Cuando el 17 de septiembre de 1683 Anton van Leeuwenhoek escribió a la Real Academia de Londres describiendo los ‘animáculos’ que había observado al microscopio, no sabía que aquella sería la primera vez que alguien describía el aspecto de una bacteria.
Al contrario de lo que pudiera pensarse, Van Leeuwenhoek no era investigador, ni trabajaba en un laboratorio. Su carrera había sido de lo más variada: comerciante de telas, topógrafo, catador de vino y funcionario de su ciudad natal, Delft (Holanda).
El holandés no utilizó el microscopio compuesto –inventado ya en 1590– en sus hallazgos, sino que tras conocer el libro de su contemporáneo Robert Hooke, Micrographia, se dispuso a elaborar lentes y construir sus propios microscopios simples. Con grandes dosis de paciencia y agudeza visual, fabricó el mejor aparato de su tiempo; conseguía aumentar los objetos más de 200 veces.
Fue a partir de 1673, cuando Van Leeuwenhoek decidió contar todo aquello que encontraba en sus placas a la Real Sociedad de Londres y su extensa correspondencia comenzó a inundar el buzón de la institución.
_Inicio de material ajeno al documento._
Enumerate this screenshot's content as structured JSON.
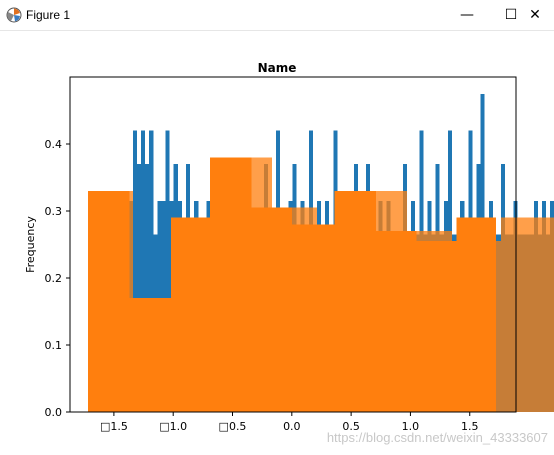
{
  "window": {
    "title": "Figure 1",
    "minimize_glyph": "—",
    "maximize_glyph": "☐",
    "close_glyph": "✕"
  },
  "watermark": "https://blog.csdn.net/weixin_43333607",
  "chart_data": {
    "type": "bar",
    "title": "Name",
    "xlabel": "",
    "ylabel": "Frequency",
    "xlim": [
      -1.87,
      1.89
    ],
    "ylim": [
      0,
      0.5
    ],
    "xticks": [
      -1.5,
      -1.0,
      -0.5,
      0.0,
      0.5,
      1.0,
      1.5
    ],
    "xtick_labels": [
      "□1.5",
      "□1.0",
      "□0.5",
      "0.0",
      "0.5",
      "1.0",
      "1.5"
    ],
    "yticks": [
      0.0,
      0.1,
      0.2,
      0.3,
      0.4
    ],
    "ytick_labels": [
      "0.0",
      "0.1",
      "0.2",
      "0.3",
      "0.4"
    ],
    "grid": false,
    "series": [
      {
        "color": "#1f77b4",
        "bin_start": -1.72,
        "bin_width": 0.0345,
        "values": [
          0.265,
          0.315,
          0.215,
          0.315,
          0.265,
          0.315,
          0.215,
          0.315,
          0.265,
          0.315,
          0.315,
          0.42,
          0.37,
          0.42,
          0.37,
          0.42,
          0.265,
          0.315,
          0.315,
          0.42,
          0.315,
          0.37,
          0.315,
          0.265,
          0.37,
          0.265,
          0.315,
          0.265,
          0.265,
          0.315,
          0.315,
          0.265,
          0.315,
          0.265,
          0.37,
          0.265,
          0.215,
          0.37,
          0.265,
          0.315,
          0.265,
          0.265,
          0.265,
          0.37,
          0.265,
          0.265,
          0.42,
          0.265,
          0.265,
          0.315,
          0.37,
          0.265,
          0.315,
          0.265,
          0.42,
          0.265,
          0.315,
          0.265,
          0.315,
          0.265,
          0.42,
          0.315,
          0.265,
          0.315,
          0.265,
          0.37,
          0.265,
          0.315,
          0.37,
          0.315,
          0.265,
          0.315,
          0.265,
          0.315,
          0.265,
          0.265,
          0.265,
          0.37,
          0.265,
          0.315,
          0.265,
          0.42,
          0.265,
          0.315,
          0.265,
          0.37,
          0.265,
          0.315,
          0.42,
          0.265,
          0.265,
          0.315,
          0.265,
          0.42,
          0.265,
          0.37,
          0.475,
          0.265,
          0.315,
          0.265,
          0.265,
          0.37,
          0.265,
          0.265,
          0.315,
          0.265,
          0.265,
          0.265,
          0.265,
          0.315,
          0.265,
          0.315,
          0.265,
          0.315,
          0.265,
          0.265
        ]
      },
      {
        "color": "#ff7f0e",
        "alpha": 0.75,
        "bin_start": -1.72,
        "bin_width": 0.0345,
        "values": [
          0.33,
          0.33,
          0.33,
          0.33,
          0.33,
          0.33,
          0.33,
          0.33,
          0.33,
          0.33,
          0.33,
          0.17,
          0.17,
          0.17,
          0.17,
          0.17,
          0.17,
          0.17,
          0.17,
          0.17,
          0.17,
          0.17,
          0.17,
          0.29,
          0.29,
          0.29,
          0.29,
          0.29,
          0.29,
          0.29,
          0.29,
          0.29,
          0.29,
          0.29,
          0.38,
          0.38,
          0.38,
          0.38,
          0.38,
          0.38,
          0.38,
          0.38,
          0.38,
          0.38,
          0.38,
          0.305,
          0.305,
          0.305,
          0.305,
          0.305,
          0.305,
          0.305,
          0.305,
          0.305,
          0.305,
          0.305,
          0.28,
          0.28,
          0.28,
          0.28,
          0.28,
          0.28,
          0.28,
          0.28,
          0.28,
          0.28,
          0.28,
          0.33,
          0.33,
          0.33,
          0.33,
          0.33,
          0.33,
          0.33,
          0.33,
          0.33,
          0.33,
          0.33,
          0.27,
          0.27,
          0.27,
          0.27,
          0.27,
          0.27,
          0.27,
          0.27,
          0.27,
          0.27,
          0.27,
          0.255,
          0.255,
          0.255,
          0.255,
          0.255,
          0.255,
          0.255,
          0.255,
          0.255,
          0.255,
          0.255,
          0.255,
          0.29,
          0.29,
          0.29,
          0.29,
          0.29,
          0.29,
          0.29,
          0.29,
          0.29,
          0.29,
          0.29,
          0.29,
          0.29,
          0.29,
          0.29
        ]
      },
      {
        "color": "#ff7f0e",
        "bins": [
          {
            "x0": -1.72,
            "x1": -1.37,
            "value": 0.33
          },
          {
            "x0": -1.37,
            "x1": -1.02,
            "value": 0.17
          },
          {
            "x0": -1.02,
            "x1": -0.69,
            "value": 0.29
          },
          {
            "x0": -0.69,
            "x1": -0.34,
            "value": 0.38
          },
          {
            "x0": -0.34,
            "x1": 0.0,
            "value": 0.305
          },
          {
            "x0": 0.0,
            "x1": 0.36,
            "value": 0.28
          },
          {
            "x0": 0.36,
            "x1": 0.71,
            "value": 0.33
          },
          {
            "x0": 0.71,
            "x1": 1.05,
            "value": 0.27
          },
          {
            "x0": 1.05,
            "x1": 1.39,
            "value": 0.255
          },
          {
            "x0": 1.39,
            "x1": 1.72,
            "value": 0.29
          }
        ]
      }
    ]
  }
}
Diez años después, una carta describía lo que el incipiente microbiólogo encontró al estudiar una muestra obtenida de su dentadura: “casi siempre vi, con gran asombro, que en la masa blanca había muchos pequeños animáculos vivientes moviéndose graciosamente”.
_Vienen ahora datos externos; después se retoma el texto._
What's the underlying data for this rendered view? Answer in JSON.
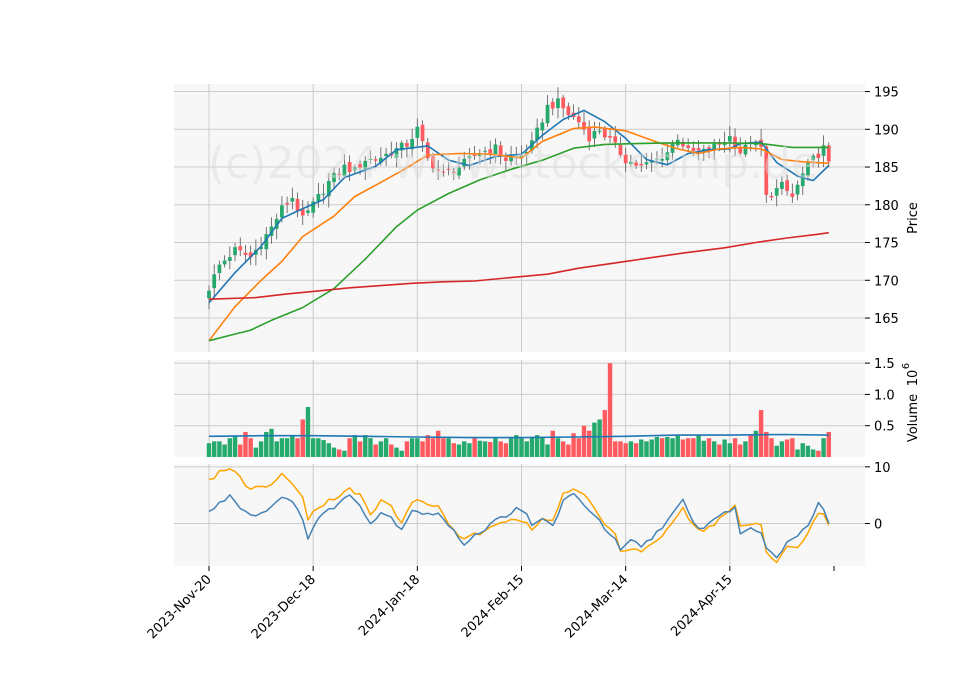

Según el neerlandés, “había tal cantidad de animáculos que todo el agua parecía estar viva”. De esta manera, Van Leeuwenhoek se convirtió en el padre de la microbiología experimental. Además de ser el primero en describir bacterias, también observó al microscopio fósiles de foraminíferos, células sanguíneas y del esperma de animales, nemátodos y rotíferos.